My old place-holding market bots, which do not use all of the numbers that I track today, are designed to have delayed reactions in order to avoid whip-sawing during corrections, so they may not turn bearish for a couple of weeks even if this turns out to be the market top.  Despite the slow response time of the bots, I'm almost convinced now by the totality of internals, trends, and historical precedents that the six-year bull market is over, and that a new bear market is upon us.  Barring an amazing turn-around in the market in the next couple of days, I anticipate that last couple of indicators will flip to bearish shortly, and at that point I'll start buying shares of AdvisorShares Bear ETF (HDGE).

Wednesday, August 05, 2015

Style indexes are diverging

All the way back in 2007 when I was still learning how to read stock market signals, I noticed that growth and value stock prices were separating.  Even within the family of value stocks, high-dividend stocks were separating at a higher rate, and REITs were falling even faster.  The combined price charts reminded me of a squadron of WWII fighter planes pealing away from their formation before an attack.

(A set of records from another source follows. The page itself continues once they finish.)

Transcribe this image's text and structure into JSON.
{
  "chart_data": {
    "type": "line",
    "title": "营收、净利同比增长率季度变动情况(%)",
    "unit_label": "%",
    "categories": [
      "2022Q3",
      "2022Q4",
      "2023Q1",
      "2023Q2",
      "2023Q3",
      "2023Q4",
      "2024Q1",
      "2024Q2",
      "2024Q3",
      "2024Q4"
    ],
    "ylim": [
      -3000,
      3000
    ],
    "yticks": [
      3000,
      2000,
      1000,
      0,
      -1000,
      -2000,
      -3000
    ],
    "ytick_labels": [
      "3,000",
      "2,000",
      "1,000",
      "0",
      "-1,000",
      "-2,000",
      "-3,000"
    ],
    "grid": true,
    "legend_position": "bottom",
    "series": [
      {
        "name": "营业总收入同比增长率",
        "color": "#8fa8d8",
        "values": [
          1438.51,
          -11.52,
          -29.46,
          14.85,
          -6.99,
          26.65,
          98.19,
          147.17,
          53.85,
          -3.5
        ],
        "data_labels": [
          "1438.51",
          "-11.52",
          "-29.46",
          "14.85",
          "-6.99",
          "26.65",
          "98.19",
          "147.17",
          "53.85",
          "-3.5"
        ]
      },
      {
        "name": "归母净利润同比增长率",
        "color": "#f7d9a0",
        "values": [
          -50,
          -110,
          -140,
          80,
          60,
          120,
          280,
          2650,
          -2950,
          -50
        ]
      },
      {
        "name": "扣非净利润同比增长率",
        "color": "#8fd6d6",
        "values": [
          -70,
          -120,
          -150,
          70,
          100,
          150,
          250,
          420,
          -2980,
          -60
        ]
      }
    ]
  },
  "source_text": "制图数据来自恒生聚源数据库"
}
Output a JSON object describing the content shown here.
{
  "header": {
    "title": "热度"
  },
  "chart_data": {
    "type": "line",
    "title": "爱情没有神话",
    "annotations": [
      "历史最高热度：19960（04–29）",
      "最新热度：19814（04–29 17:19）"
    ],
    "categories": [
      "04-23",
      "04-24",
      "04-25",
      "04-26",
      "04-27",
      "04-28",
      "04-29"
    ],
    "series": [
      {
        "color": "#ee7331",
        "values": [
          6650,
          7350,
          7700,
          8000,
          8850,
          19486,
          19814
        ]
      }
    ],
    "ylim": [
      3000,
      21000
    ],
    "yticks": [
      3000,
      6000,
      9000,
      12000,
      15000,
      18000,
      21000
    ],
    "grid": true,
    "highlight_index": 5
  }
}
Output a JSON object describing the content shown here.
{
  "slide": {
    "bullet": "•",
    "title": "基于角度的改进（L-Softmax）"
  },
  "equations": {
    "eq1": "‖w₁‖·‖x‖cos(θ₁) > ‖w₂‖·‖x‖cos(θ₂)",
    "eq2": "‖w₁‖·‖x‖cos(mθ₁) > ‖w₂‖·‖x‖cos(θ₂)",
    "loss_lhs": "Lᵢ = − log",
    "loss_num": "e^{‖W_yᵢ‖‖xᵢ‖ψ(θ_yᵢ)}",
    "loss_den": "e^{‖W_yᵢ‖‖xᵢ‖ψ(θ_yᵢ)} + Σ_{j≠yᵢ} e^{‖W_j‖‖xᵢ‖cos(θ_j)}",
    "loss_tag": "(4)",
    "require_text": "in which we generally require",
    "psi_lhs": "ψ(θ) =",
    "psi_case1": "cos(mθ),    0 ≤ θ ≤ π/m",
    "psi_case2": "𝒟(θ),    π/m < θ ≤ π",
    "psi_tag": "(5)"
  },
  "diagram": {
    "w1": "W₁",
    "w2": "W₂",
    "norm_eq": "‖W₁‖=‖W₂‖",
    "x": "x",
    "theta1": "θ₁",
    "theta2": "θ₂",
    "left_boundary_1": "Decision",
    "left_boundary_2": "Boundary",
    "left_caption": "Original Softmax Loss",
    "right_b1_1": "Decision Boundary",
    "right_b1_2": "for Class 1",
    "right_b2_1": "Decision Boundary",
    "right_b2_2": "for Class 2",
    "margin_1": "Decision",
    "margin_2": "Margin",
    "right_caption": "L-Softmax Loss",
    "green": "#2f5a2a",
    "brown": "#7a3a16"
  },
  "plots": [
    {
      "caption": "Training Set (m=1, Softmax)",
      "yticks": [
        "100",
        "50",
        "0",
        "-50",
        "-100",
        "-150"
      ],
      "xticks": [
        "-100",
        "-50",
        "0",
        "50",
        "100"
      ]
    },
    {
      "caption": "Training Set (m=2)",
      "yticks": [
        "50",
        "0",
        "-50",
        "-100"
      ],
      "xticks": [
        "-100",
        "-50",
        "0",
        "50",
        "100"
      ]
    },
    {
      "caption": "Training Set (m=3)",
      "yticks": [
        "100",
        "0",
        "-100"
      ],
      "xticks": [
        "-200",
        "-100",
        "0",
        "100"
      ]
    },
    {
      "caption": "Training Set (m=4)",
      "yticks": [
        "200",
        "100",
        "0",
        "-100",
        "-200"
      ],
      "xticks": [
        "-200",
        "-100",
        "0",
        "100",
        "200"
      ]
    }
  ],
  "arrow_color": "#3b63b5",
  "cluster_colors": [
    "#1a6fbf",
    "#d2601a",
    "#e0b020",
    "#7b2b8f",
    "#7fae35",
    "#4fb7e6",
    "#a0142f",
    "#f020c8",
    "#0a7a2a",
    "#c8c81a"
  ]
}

Today the market is doing something similar, although not yet as severely.  Up until the end of 2013, value and growth stocks were moving almost in lockstep.  Even boring dividend-paying stocks were keeping up with the usually high-flying NASDAQ. Then about 18 months ago these styles all began separating in the same order that they separated in 2007.  Not only are growth stocks outperforming value, but the NASDAQ (the high-tech subset of growth stocks) has been doing even better while dividend stocks have lagged behind the rest.

This doesn't necessarily mean that the repeat of the 2007-2009 bear market is upon us, but I'd be foolish not to look out for it.